There’s no getting around it—unstructured data is now flooding into enterprises at an unprecedented rate. Many data managers and administrators say most of the data they are handling will be unstructured within the next few years.
In a survey of 264 data managers and professionals conducted by Unisphere Research, a division of Information Today, Inc., and sponsored by MarkLogic, respondents almost unanimously agree that unstructured data—which they define as business documents, presentations, and social media data—is on the rise and ready to engulf their current data management systems. Sixteen percent say they already have more unstructured and structured data within their enterprises, and another 33% predict that this shift will occur within the next several years. (“Big Data Is Real and It Is Here: 2012 Survey on Managing Big and Unstructured Data”)
As unstructured data overtakes structured data within enterprises, the coming year will see the start of a reassessment of how data is architected, stored, and queried in enterprises. In fact, 73% of respondents to the Unisphere survey admit that their current data infrastructures are not fully equipped to manage this data. To meet this challenge, new technologies and solutions have already begun to transform data management within enterprises. And enterprises are enthusiastically embracing new approaches that move data environments beyond traditional centralized relational database systems. Many data managers recognize that new architecture, new technologies, and new processes are needed to deliver real-time, actionable analytics to today’s decision makers.

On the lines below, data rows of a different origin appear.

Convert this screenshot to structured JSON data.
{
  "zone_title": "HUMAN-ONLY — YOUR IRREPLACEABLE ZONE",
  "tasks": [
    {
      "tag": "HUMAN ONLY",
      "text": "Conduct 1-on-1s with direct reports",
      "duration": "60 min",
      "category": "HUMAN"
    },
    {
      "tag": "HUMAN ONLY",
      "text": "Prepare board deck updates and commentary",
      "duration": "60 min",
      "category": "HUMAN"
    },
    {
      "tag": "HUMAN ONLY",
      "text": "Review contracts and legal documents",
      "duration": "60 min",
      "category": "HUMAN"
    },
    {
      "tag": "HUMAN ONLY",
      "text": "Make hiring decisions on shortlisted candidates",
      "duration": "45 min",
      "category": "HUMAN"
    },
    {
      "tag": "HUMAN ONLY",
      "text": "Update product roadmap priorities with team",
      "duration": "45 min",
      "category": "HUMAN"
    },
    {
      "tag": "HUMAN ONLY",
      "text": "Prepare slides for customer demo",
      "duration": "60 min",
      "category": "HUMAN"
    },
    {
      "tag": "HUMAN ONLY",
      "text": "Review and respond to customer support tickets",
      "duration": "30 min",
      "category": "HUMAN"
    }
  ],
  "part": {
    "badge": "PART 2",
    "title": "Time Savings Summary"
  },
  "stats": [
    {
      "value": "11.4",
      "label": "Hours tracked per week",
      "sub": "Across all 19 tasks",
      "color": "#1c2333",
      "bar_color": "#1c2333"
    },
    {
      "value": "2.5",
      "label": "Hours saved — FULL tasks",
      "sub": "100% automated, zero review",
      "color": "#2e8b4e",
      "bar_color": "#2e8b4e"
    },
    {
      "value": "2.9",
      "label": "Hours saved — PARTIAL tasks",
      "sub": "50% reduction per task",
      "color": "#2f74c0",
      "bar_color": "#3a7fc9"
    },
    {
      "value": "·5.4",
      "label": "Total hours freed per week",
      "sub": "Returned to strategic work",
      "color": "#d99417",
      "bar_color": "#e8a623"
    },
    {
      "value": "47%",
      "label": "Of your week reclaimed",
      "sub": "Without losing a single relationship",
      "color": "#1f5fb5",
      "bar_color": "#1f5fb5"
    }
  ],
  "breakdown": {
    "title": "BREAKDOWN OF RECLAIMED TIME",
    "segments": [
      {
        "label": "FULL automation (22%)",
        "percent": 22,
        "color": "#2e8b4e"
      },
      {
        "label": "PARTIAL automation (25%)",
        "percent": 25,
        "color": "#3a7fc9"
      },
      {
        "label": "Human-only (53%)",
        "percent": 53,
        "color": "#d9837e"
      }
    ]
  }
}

The challenge with today’s dominant database model is that log files, graphics, documents, and social media data doesn’t fit so well into the orderly rows-and-columns world of relational databases. It’s almost futile to attempt to design a database schema that will capture the potentially huge and unpredictable influx of unstructured data, coming from a multitude of sources from inside and outside the enterprise. Data managers and administrators cannot keep up with all the new data sources that are being added, or others that are being taken offline, at a moment’s notice. They simply don’t have time or resources to keep up. Yet, data analytics and reporting derived from all this new data needs to be delivered on an often real-time or near-real-time basis. In addition, the ability to maintain database performance is getting more complex and difficult. Standby solutions such as ramping up storage capacity, processing capacity, or database tuning simply aren’t enough to stave off this tsunami.
In response, a new generation of databases and data platforms is coming into full fruition. Another recent survey of 304 data managers and professionals, conducted by Unisphere Research and sponsored by SAP, finds that 43% of organizations across North America currently have big data initiatives underway, many supported by the adoption of new technologies such as NoSQL and NewSQL databases and Hadoop. (“2013 Big Data Opportunities Survey”)

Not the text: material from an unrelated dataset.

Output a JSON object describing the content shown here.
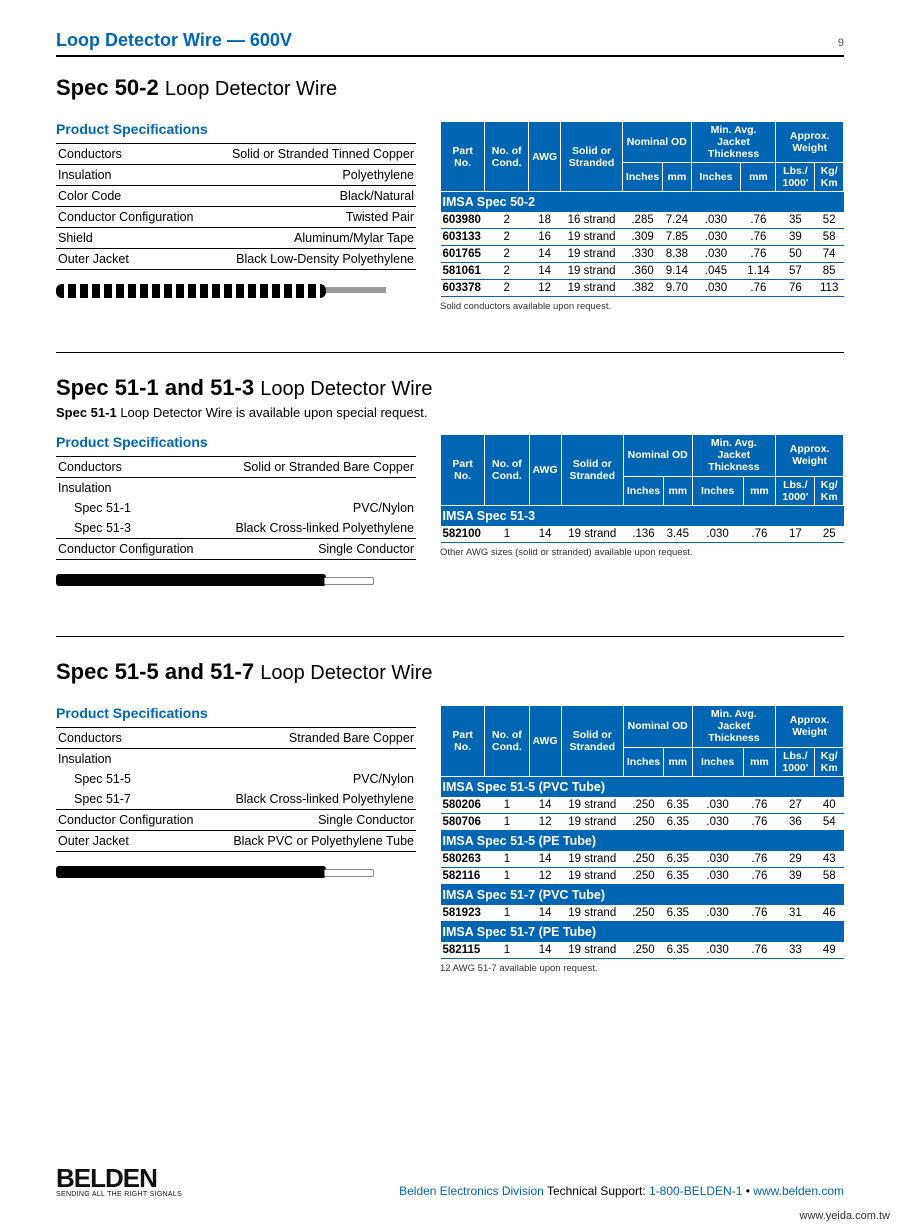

A few years ago, many database professionals began experimenting with Not Only SQL (NoSQL) databases, which take structured data out of the equation and rely on queries that are straight key-value pairs. NoSQL databases also have another advantage, as they can be readily run on commodity hardware. NoSQL databases support unstructured or nonrelational data types now flooding organizations. A survey of 298 data managers and professionals conducted by Unisphere Research among IOUG members finds about 11% have adopted NoSQL within enterprise settings, a number expected to grow to 15% within the year. (“Big Data, Big Challenges, Big Opportunities: 2012 IOUG Big Data Strategies Survey,” sponsored by Oracle)
For more articles on this topic, access the DBTA Best Practices section on Enterprise-Ready NoSQL, NewSQL and Hadoop - What's Ahead for Big Data.
NoSQL databases are finding their way into the enterprise, supporting activities as varied as mobile applications, ecommerce sites, and content stores. There are four major database groups that fall under the NoSQL umbrella: Key-value stores, which enable the storage of schemaless data, aligned as a key and actual data; column family databases which instead of storing data by rows—as is the case with relational databases—store data within columns; graph databases, which employ structures with nodes, edges, and properties to represent and store data; and document databases, which facilitate simple storage and retrieval of document aggregates.
It is also notable that the pendulum has also been swinging back to SQL, as evidenced by the rise of a new class of databases, called “NewSQL,” which represent a way for enterprises to leverage the best of the SQL and NoSQL worlds. These databases bring together the ability to manage both structured and unstructured data within a single environment, intermingling structured schemas and queries with distributed data structures. NewSQL databases differ from traditional relational databases as they are a class of modern relational database management systems that seek to provide the same scalable performance of NoSQL systems for online transaction processing (read-write) workloads while still maintaining the ACID guarantees of a traditional single-node database system. NewSQL databases are entering the enterprise supporting applications as varied as fraud detection, digital advertising, market segmentation analysis, real-time pricing and billing, and retail loyalty programs.